Kamden Ishmael Hilliard’s 2022 debut collection explores empire’s extant processes of racialization and colonialism with honesty and humor and a scathing playfulness that speaks to the poet’s use of mimicry as subversion. Like its title suggests, MissSettle is interested in unsettling the structures of language and logic, our assumptions about knowledge, literacy, belonging, and bodies, their institutionalized inscribing and cultural co-opting. Hilliard’s roving gaze sights transcultural practices, hyper-linking distant subjects, encounters, and histories with a stream-of-consciousness verve and vibe that wants to turn the paper into a screen and the act of page-turning into the dégagé scroll of social media, plus the offhand interjection that all of this is being composed on the go. “I don’t even want reparations/yet !” Hilliard’s speaker insists. “First , I will take a #3 combo/bc i’m hungry and a #2 pencil ,/not cause negros remain unprepared/for ontological warfare—but bc/I need to jot all this down.” Though it flaunts a velocity that mimics our contemporary cascade of content abundance, the book resists quick reading. Instead, Hilliard’s frisky and provocative asides and grammatical idiosyncrasies require we look back (look again) at the ways in which syntax and citizenship undergo interrogation, derangement, and revision in these poems salted with self-aware exclamation and dramatized ellipsis, the interlude necessary for a poetics of reconstitution.  

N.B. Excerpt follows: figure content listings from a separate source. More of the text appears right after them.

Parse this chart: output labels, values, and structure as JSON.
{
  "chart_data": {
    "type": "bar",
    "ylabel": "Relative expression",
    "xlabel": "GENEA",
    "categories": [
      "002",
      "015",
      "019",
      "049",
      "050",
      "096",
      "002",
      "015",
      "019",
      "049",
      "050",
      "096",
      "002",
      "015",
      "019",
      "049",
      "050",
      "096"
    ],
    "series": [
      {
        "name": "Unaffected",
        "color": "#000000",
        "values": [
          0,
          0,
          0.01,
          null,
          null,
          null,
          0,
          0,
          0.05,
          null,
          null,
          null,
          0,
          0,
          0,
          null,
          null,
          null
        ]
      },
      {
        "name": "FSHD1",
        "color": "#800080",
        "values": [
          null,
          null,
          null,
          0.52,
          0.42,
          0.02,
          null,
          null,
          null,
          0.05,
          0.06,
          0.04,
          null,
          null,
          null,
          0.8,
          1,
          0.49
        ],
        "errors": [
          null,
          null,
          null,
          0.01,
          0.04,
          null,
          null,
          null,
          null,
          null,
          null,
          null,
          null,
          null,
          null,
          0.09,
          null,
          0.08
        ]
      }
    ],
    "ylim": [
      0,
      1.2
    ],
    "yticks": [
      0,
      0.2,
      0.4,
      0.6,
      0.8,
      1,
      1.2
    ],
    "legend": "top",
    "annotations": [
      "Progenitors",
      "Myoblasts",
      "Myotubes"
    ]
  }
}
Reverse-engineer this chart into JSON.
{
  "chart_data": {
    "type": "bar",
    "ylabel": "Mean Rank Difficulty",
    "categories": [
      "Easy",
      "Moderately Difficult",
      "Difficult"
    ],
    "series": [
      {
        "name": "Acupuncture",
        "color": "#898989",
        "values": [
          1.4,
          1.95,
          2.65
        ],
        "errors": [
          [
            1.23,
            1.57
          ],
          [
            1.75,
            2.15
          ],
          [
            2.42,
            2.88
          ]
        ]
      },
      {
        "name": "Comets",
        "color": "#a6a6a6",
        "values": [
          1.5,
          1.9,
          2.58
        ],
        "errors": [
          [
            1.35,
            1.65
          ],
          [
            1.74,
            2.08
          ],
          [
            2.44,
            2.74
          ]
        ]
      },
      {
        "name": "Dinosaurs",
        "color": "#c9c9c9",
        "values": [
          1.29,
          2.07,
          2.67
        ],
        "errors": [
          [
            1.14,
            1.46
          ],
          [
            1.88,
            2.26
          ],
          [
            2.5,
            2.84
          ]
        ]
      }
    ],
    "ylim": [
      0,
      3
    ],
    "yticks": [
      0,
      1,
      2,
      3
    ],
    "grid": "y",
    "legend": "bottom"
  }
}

The Kármán Line by Daisy Atterbury

Cross-genre and multidisciplinary, The Kármán Line rims perimeters, layers, boundaries both bodily and virtual, internal and public, geopolitical and extraterrestrial in pursuit of a novel epistemology, a thinking and a writing “in service of a togetherness.” Daisy Atterbury’s hypnotic narrative converges systems thinking and environmental studies with childhood anecdotes and often obscured histories of colonization, militarization, and securitization across interconnected sequences addressed to a lover, moving without signal from ruminative prose to the glitchy enjambment of verse amidst the insidious specter of radioactive fallout, from the galactic Zone of Avoidance to Sushi King and Spaceport America, from the coded come-ons of Tinder to the collected notes of Wittgenstein and cartographic recreations that reinscribe unequal realities. Along the way, readers witness the nascent encounters and non-encounters through which a love begins to take shape, never without Atterbury accounting for the potentiality of disaster or crisis, the etymological turning point when something irrevocably changes. Atterbury’s scope is generous; her voice tender, speculative, and mindful of the body undergoing various operations of dis/placement and re-embodiment across digital spaces and the dream of deep space—everything orbiting the motoric hub of desire, the necessity of being undone in order to be remade, together with another, gleaming what Atterbury calls “a radical softness,” a being (in touch), which is beyond descriptive narrative, beyond territorialization or metrics, beyond the regulatory divisions signaled by her debut collection’s title.